One of the dire consequences of factory farming is that it encourages the spread of disease due to the close quarters in which the animals live. That’s why they’re fed antibiotics and other medicines when they aren’t sick. This overuse of antibiotics, while beneficial to the flocks and herds in the short term, leads to stronger and more drug-resistant bacteria in the long term. The effect has been widely reported by popular authors like Michael Pollan and Eric Schlosser. What we haven’t heard much about are how viruses can thrive in this environment.

Ian York, an immunologist at Michigan State University, has this week written a story about chicken infected with Marek’s Disease Virus (MDV). The virus was a relatively minor nuisance before industrial scale farming operations brought large flocks of chickens together. Once the disease took hold, a vaccine was developed, but the virus managed to evolve and become more virulent until the vaccine was ineffective. This cycle has happened repeatedly over the past fifty years.

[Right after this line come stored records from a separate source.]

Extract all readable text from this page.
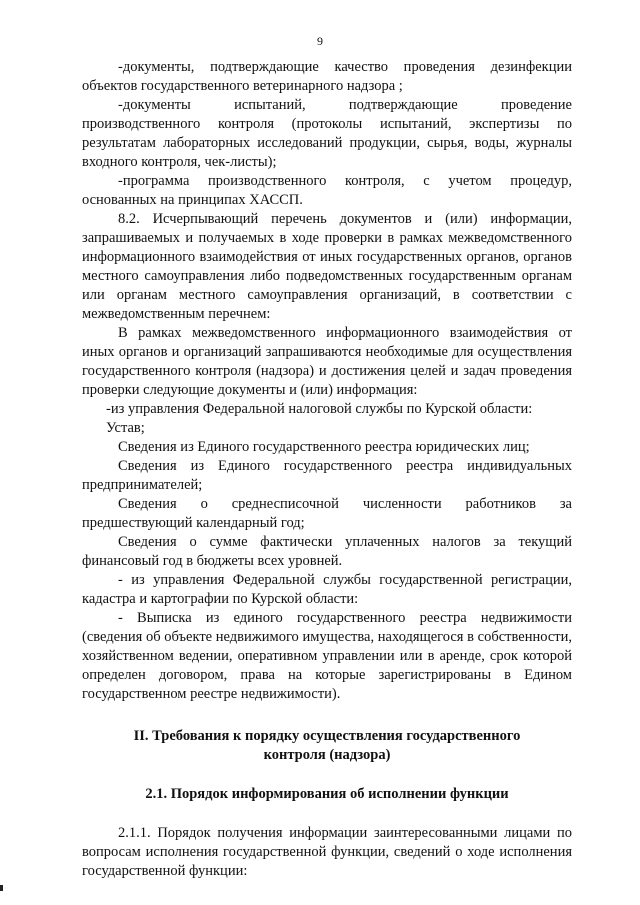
9

-документы, подтверждающие качество проведения дезинфекции объектов государственного ветеринарного надзора ;

-документы испытаний, подтверждающие проведение производственного контроля (протоколы испытаний, экспертизы по результатам лабораторных исследований продукции, сырья, воды, журналы входного контроля, чек-листы);

-программа производственного контроля, с учетом процедур, основанных на принципах ХАССП.

8.2. Исчерпывающий перечень документов и (или) информации, запрашиваемых и получаемых в ходе проверки в рамках межведомственного информационного взаимодействия от иных государственных органов, органов местного самоуправления либо подведомственных государственным органам или органам местного самоуправления организаций, в соответствии с межведомственным перечнем:

В рамках межведомственного информационного взаимодействия от иных органов и организаций запрашиваются необходимые для осуществления государственного контроля (надзора) и достижения целей и задач проведения проверки следующие документы и (или) информация:

-из управления Федеральной налоговой службы по Курской области:

Устав;

Сведения из Единого государственного реестра юридических лиц;

Сведения из Единого государственного реестра индивидуальных предпринимателей;

Сведения о среднесписочной численности работников за предшествующий календарный год;

Сведения о сумме фактически уплаченных налогов за текущий финансовый год в бюджеты всех уровней.

- из управления Федеральной службы государственной регистрации, кадастра и картографии по Курской области:

- Выписка из единого государственного реестра недвижимости (сведения об объекте недвижимого имущества, находящегося в собственности, хозяйственном ведении, оперативном управлении или в аренде, срок которой определен договором, права на которые зарегистрированы в Едином государственном реестре недвижимости).

II. Требования к порядку осуществления государственного контроля (надзора)

2.1. Порядок информирования об исполнении функции

2.1.1. Порядок получения информации заинтересованными лицами по вопросам исполнения государственной функции, сведений о ходе исполнения государственной функции:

What is most interesting about MDV is the vaccines to combat it have likely contributed to the virus’s strengthening because none of them rendered the virus sterile. While the vaccines were effective at preventing the disease MDV causes, they were not effective at preventing transmission from bird to bird. The larger point York makes is that this may be just what the virus wants—he theorizes that viruses aren’t interested in evolving toward greater virulence but rather toward improved transmission.

That’s especially bad news in the face of the industry’s current eye toward cloning and genetic homogeny in the name of building a more uniform steak or fillet. Improved transmission among a diverse population is one thing, but among a homogeneous population is certain to lead to ruin.